Americans’ cost of living is rising faster than it has for three decades, with food and fuel driving the increases.
The consumer prices index for October showed prices rose 6.2% over the last twelve months. It marks a sharp jump from September when prices were already rising at 5.4%.
Inflation has been a growing concern for shoppers and policymakers this year as the impact of the pandemic persists.
The BBC reported on Wednesday that rising prices in the US for food, shelter, used cars and trucks and new vehicles were among the larger contributors, the Bureau for Labour Statistics said.
Meat, fish and eggs rose more than other foodstuffs, while petrol, or gasoline, prices are at seven-year highs.

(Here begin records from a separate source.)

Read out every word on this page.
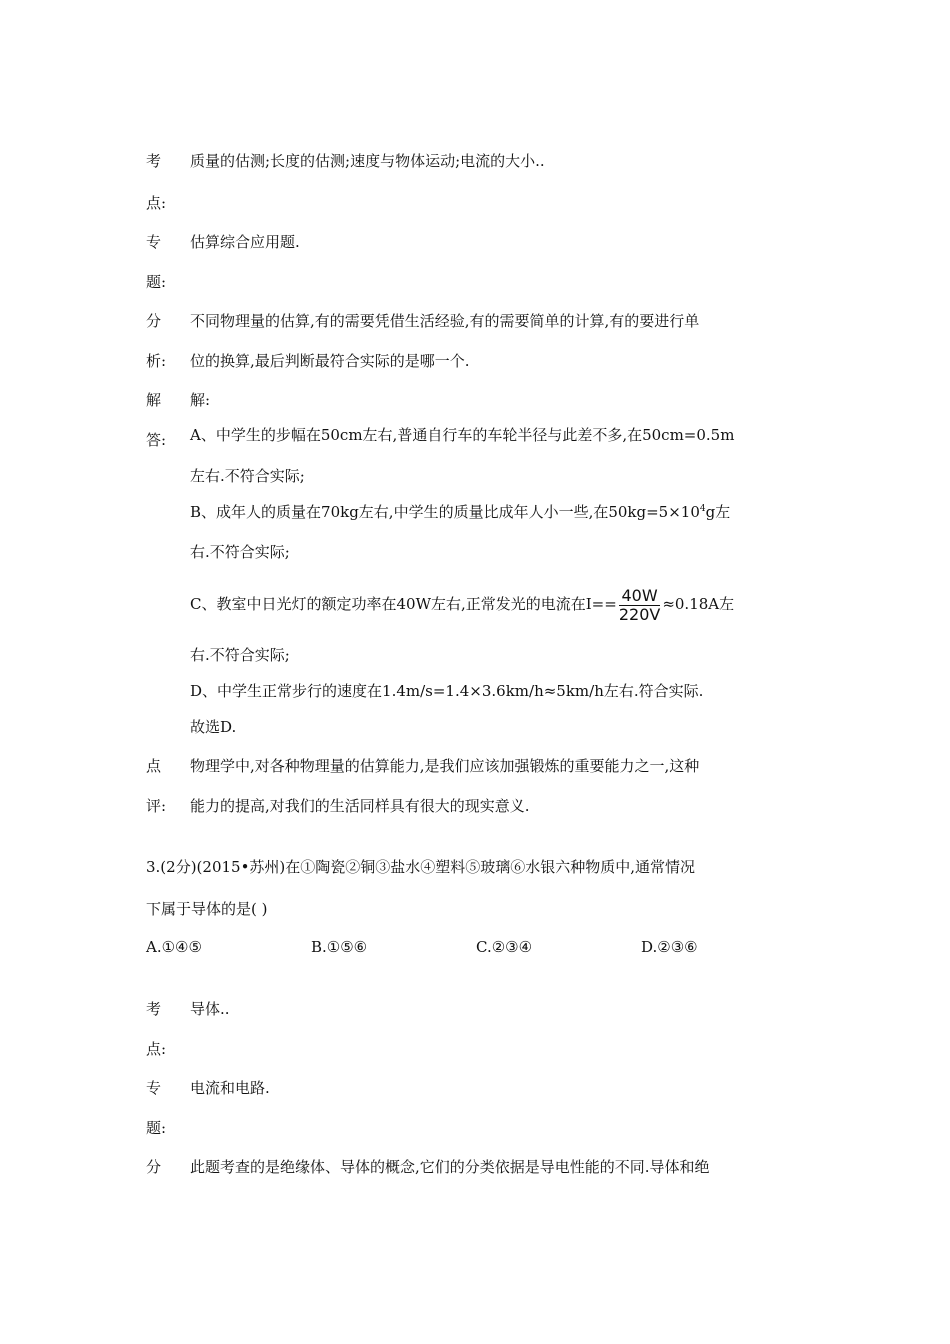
考 质量的估测;长度的估测;速度与物体运动;电流的大小..
点:
专 估算综合应用题.
题:
分 不同物理量的估算,有的需要凭借生活经验,有的需要简单的计算,有的要进行单
析: 位的换算,最后判断最符合实际的是哪一个.
解 解:
答: A、中学生的步幅在50cm左右,普通自行车的车轮半径与此差不多,在50cm=0.5m
左右.不符合实际;
B、成年人的质量在70kg左右,中学生的质量比成年人小一些,在$50kg=5\times 10^4g$左
右.不符合实际;
C、教室中日光灯的额定功率在40W左右,正常发光的电流在$I== \frac{40W}{220V} \approx 0.18A$左
右.不符合实际;
D、中学生正常步行的速度在1.4m/s=1.4×3.6km/h≈5km/h左右.符合实际.
故选D.
点 物理学中,对各种物理量的估算能力,是我们应该加强锻炼的重要能力之一,这种
评: 能力的提高,对我们的生活同样具有很大的现实意义.
3.(2分)(2015•苏州)在①陶瓷②铜③盐水④塑料⑤玻璃⑥水银六种物质中,通常情况
下属于导体的是( )
A.①④⑤	B.①⑤⑥	C.②③④	D.②③⑥
考 导体..
点:
专 电流和电路.
题:
分 此题考查的是绝缘体、导体的概念,它们的分类依据是导电性能的不同.导体和绝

Almost every sector saw some price inflation, except for airfares and alcoholic beverages.
Bottlenecks in the supply of some goods, combined with increasing demand from customers as the vaccine programme allowed the economy to reopen, are partly to blame for the rises.
A shortage of staff has prompted employers to raise wages in some sectors, too, which in turn can feed into higher prices.
Even excluding the cost of food and fuel, which tend to be more volatile, prices were rising strongly at 4.6%.
Measures by Guyana government
Apart from posing a public health crisis, COVID-19 has also severely affected the global economy and financial markets.
This has triggered shortages in production and supply of goods on the global market, a disruption in shipping with world record pricing and a short supply of containers and cargo space. This has created a ripple effect globally, driving worldwide increases in inflation and cost of living.
The Irfaan Ali-led Guyana government has been cushioning external prices with cash transfer and removal of taxes on a slew of items over last year.
The government has been implementing measures in the midst of the pandemic to help citizens navigate these unprecedented times, with the removal of Value-Added Tax (VAT) on water and electricity, as well as on basic food items, basic household necessities, and on medical and educational supplies.
The Ali-administration also moved to make home ownership and home construction more affordable by removing the VAT on basic construction materials, increasing the ceilings on low income mortgage loans from $8 million to $12 million and on loans granted by the New Building Society from $12 million to $15 million, and doubling the ceiling on loans eligible for mortgage interest relief from $15 to $30 million.
Two major sets of interventions were also made to help farmers affected by flooding caused by the May-June rains, as well as to ease the impact of imported freight charges on the cost of living.
President Ali had announced a $7.8 billion package of assistance to farmers and households to help get them back on their feet and help bolster production in the wake of the devastating floods they faced, while a cap was introduced on the freight charges used to calculate taxes on imports.
Additionally, a further set of measures were announced, aimed at providing $2.6 billion worth of additional support to the most vulnerable in society.
These include a one-off grant of $25,000 to all old-age pensioners, equivalent to one month of old-age pension, benefitting 65,000 persons; a one-off grant of $25,000 to all public assistance recipients and persons living with disabilities, benefitting 25,000 persons; and an electricity credit paid to GPL on behalf of households consuming not more than 75 kilowatt-hours per month.
The credit to each household is equivalent to one month of their electricity bill, and will inject more than $200 million of disposable income to more than 40,000 households.